For the reasons discussed above, Defendants' motion for
sanctions, attorneys' fees and costs, pursuant to
28 U.S.C. § 1927, will be granted in part and denied in part. Defendants'
motion will be granted with respect to certain efforts to defend
Mr. Alphonso's economic damage claim and emotional distress
claim, and denied with respect to Plaintiff's counsels' position
on the availability of Mr. Edward Logan and the taking of a de
bene esse deposition.
This Court awards Defendants sanctions in the total amount of
$24,565.00, representing $16,138.50 for the economic damage claim
and $8,426.50 for one-half of the fees incurred defending the
emotional distress claim. This sum shall be paid by Kenneth A.

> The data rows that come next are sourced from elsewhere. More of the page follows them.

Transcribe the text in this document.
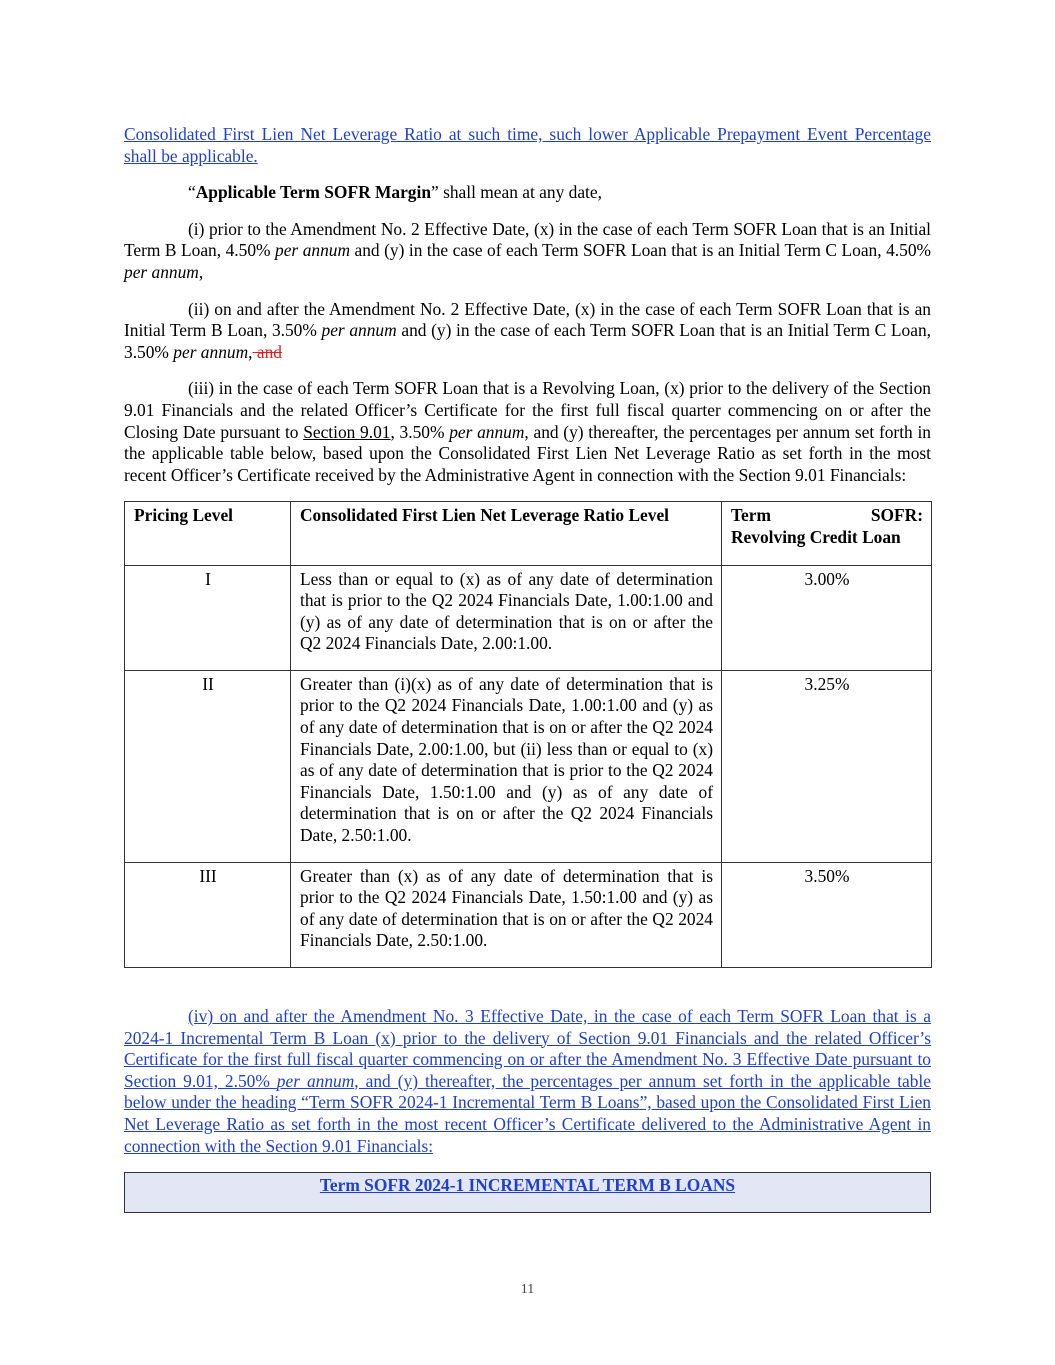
Consolidated First Lien Net Leverage Ratio at such time, such lower Applicable Prepayment Event Percentage shall be applicable.

“Applicable Term SOFR Margin” shall mean at any date,

(i) prior to the Amendment No. 2 Effective Date, (x) in the case of each Term SOFR Loan that is an Initial Term B Loan, 4.50% per annum and (y) in the case of each Term SOFR Loan that is an Initial Term C Loan, 4.50% per annum,

(ii) on and after the Amendment No. 2 Effective Date, (x) in the case of each Term SOFR Loan that is an Initial Term B Loan, 3.50% per annum and (y) in the case of each Term SOFR Loan that is an Initial Term C Loan, 3.50% per annum, and

(iii) in the case of each Term SOFR Loan that is a Revolving Loan, (x) prior to the delivery of the Section 9.01 Financials and the related Officer’s Certificate for the first full fiscal quarter commencing on or after the Closing Date pursuant to Section 9.01, 3.50% per annum, and (y) thereafter, the percentages per annum set forth in the applicable table below, based upon the Consolidated First Lien Net Leverage Ratio as set forth in the most recent Officer’s Certificate received by the Administrative Agent in connection with the Section 9.01 Financials:

Pricing Level	Consolidated First Lien Net Leverage Ratio Level	Term SOFR:
Revolving Credit Loan

I	Less than or equal to (x) as of any date of determination that is prior to the Q2 2024 Financials Date, 1.00:1.00 and (y) as of any date of determination that is on or after the Q2 2024 Financials Date, 2.00:1.00.	3.00%
II	Greater than (i)(x) as of any date of determination that is prior to the Q2 2024 Financials Date, 1.00:1.00 and (y) as of any date of determination that is on or after the Q2 2024 Financials Date, 2.00:1.00, but (ii) less than or equal to (x) as of any date of determination that is prior to the Q2 2024 Financials Date, 1.50:1.00 and (y) as of any date of determination that is on or after the Q2 2024 Financials Date, 2.50:1.00.	3.25%
III	Greater than (x) as of any date of determination that is prior to the Q2 2024 Financials Date, 1.50:1.00 and (y) as of any date of determination that is on or after the Q2 2024 Financials Date, 2.50:1.00.	3.50%

(iv) on and after the Amendment No. 3 Effective Date, in the case of each Term SOFR Loan that is a 2024-1 Incremental Term B Loan (x) prior to the delivery of Section 9.01 Financials and the related Officer’s Certificate for the first full fiscal quarter commencing on or after the Amendment No. 3 Effective Date pursuant to Section 9.01, 2.50% per annum, and (y) thereafter, the percentages per annum set forth in the applicable table below under the heading “Term SOFR 2024-1 Incremental Term B Loans”, based upon the Consolidated First Lien Net Leverage Ratio as set forth in the most recent Officer’s Certificate delivered to the Administrative Agent in connection with the Section 9.01 Financials:

Term SOFR 2024-1 INCREMENTAL TERM B LOANS
11
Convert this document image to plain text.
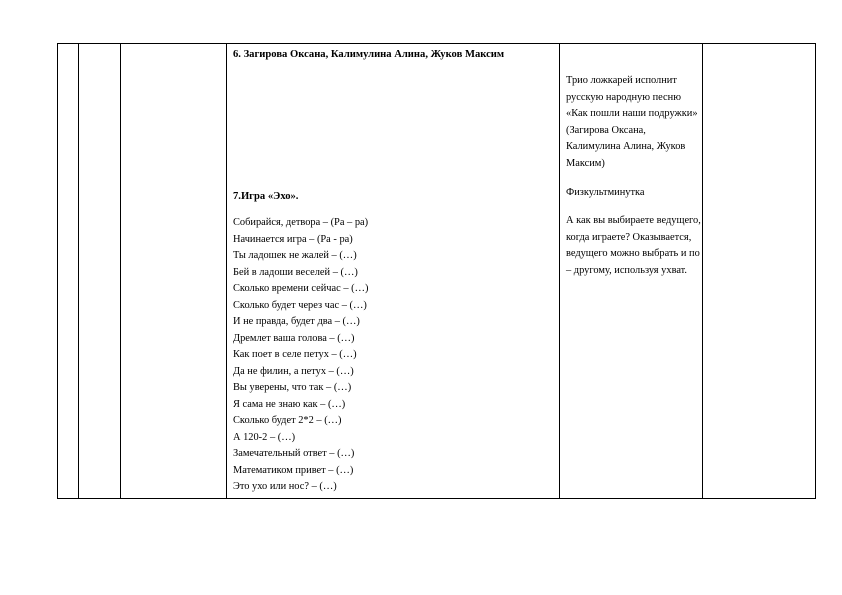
6. Загирова Оксана, Калимулина Алина, Жуков Максим
7.Игра «Эхо».
Собирайся, детвора – (Ра – ра)
Начинается игра – (Ра - ра)
Ты ладошек не жалей – (…)
Бей в ладоши веселей – (…)
Сколько времени сейчас – (…)
Сколько будет через час – (…)
И не правда, будет два – (…)
Дремлет ваша голова – (…)
Как поет в селе петух – (…)
Да не филин, а петух – (…)
Вы уверены, что так – (…)
Я сама не знаю как – (…)
Сколько будет 2*2 – (…)
А 120-2 – (…)
Замечательный ответ – (…)
Математиком привет – (…)
Это ухо или нос? – (…)

Трио ложкарей исполнит русскую народную песню «Как пошли наши подружки» (Загирова Оксана, Калимулина Алина, Жуков Максим)

Физкультминутка

А как вы выбираете ведущего, когда играете? Оказывается, ведущего можно выбрать и по – другому, используя ухват.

Sandler, Esquire, within thirty (30) days hereof; no sanction is
imposed upon Mr. Yaskin. The accompanying Order is entered.
This matter having come before the Court upon the application
of Defendants for sanctions, attorneys' fees and costs under
28 U.S.C. § 1927; and the Court having reviewed the submissions of
the parties; and for the reasons stated in the Opinion of today's
date; and for good cause shown;
IT IS this 21st day of July, 2004 hereby
ORDERED that Defendants' motion for sanctions, attorneys' fees
and costs [Docket Item No. 64-1] be, and hereby is, GRANTED IN
PART AND DENIED IN PART; and
IT IS FURTHER ORDERED that Defendants' motion for sanctions,
attorneys' fees and costs with respect to Plaintiff's claims for
economic damages and emotional distress damages be, and hereby
is, GRANTED as against Kenneth A. Sandler, Esquire; and
IT IS FURTHER ORDERED that Defendants' motion for sanctions,
attorneys' fees and costs with respect to Plaintiff's position on
the availability of Edward Logan and his de bene esse
deposition be, and hereby is, DENIED; and
IT IS FURTHER ORDERED that Plaintiff's counsel, Kenneth A.

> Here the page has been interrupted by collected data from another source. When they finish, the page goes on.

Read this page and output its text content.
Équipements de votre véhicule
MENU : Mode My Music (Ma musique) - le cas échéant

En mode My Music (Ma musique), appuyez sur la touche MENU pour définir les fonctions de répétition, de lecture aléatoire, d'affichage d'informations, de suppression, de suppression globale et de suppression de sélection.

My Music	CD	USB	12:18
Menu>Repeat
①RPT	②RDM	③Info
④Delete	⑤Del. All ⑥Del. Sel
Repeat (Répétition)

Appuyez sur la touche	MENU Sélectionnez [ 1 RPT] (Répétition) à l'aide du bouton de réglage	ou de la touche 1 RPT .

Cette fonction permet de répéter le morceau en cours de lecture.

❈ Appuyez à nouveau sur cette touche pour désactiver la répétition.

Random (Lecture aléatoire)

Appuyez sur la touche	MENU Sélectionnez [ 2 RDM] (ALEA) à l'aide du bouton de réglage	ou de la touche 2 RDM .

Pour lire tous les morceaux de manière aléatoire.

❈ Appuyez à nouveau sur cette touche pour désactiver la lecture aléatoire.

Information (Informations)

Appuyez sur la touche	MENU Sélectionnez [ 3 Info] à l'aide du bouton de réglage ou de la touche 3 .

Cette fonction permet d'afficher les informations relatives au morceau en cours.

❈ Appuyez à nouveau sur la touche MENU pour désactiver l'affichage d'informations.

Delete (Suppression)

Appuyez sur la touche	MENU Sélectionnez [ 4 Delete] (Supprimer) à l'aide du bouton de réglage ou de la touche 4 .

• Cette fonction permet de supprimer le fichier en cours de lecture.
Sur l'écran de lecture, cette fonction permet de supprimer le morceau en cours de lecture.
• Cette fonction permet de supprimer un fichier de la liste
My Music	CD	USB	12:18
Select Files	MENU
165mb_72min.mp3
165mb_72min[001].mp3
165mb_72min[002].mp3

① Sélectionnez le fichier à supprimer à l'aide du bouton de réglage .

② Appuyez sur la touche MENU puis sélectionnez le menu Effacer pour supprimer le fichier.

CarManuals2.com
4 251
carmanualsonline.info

Sandler, Esquire, shall pay to Defendants' counsel $24,565.00
for such sanctions, attorneys' fees and costs within thirty (30)
days of the date of this Order; and
IT IS FURTHER ORDERED that any application by Mr. Sandler
claiming inability to pay all or part of this sanction amount
shall be filed and served within ten (10) days hereof, under seal
if requested, or the issue of his financial inability, if any, is
deemed waived; if such application is timely filed, this Order
shall be temporarily stayed pending consideration of Defendants'
response and the Court's determination of the issue.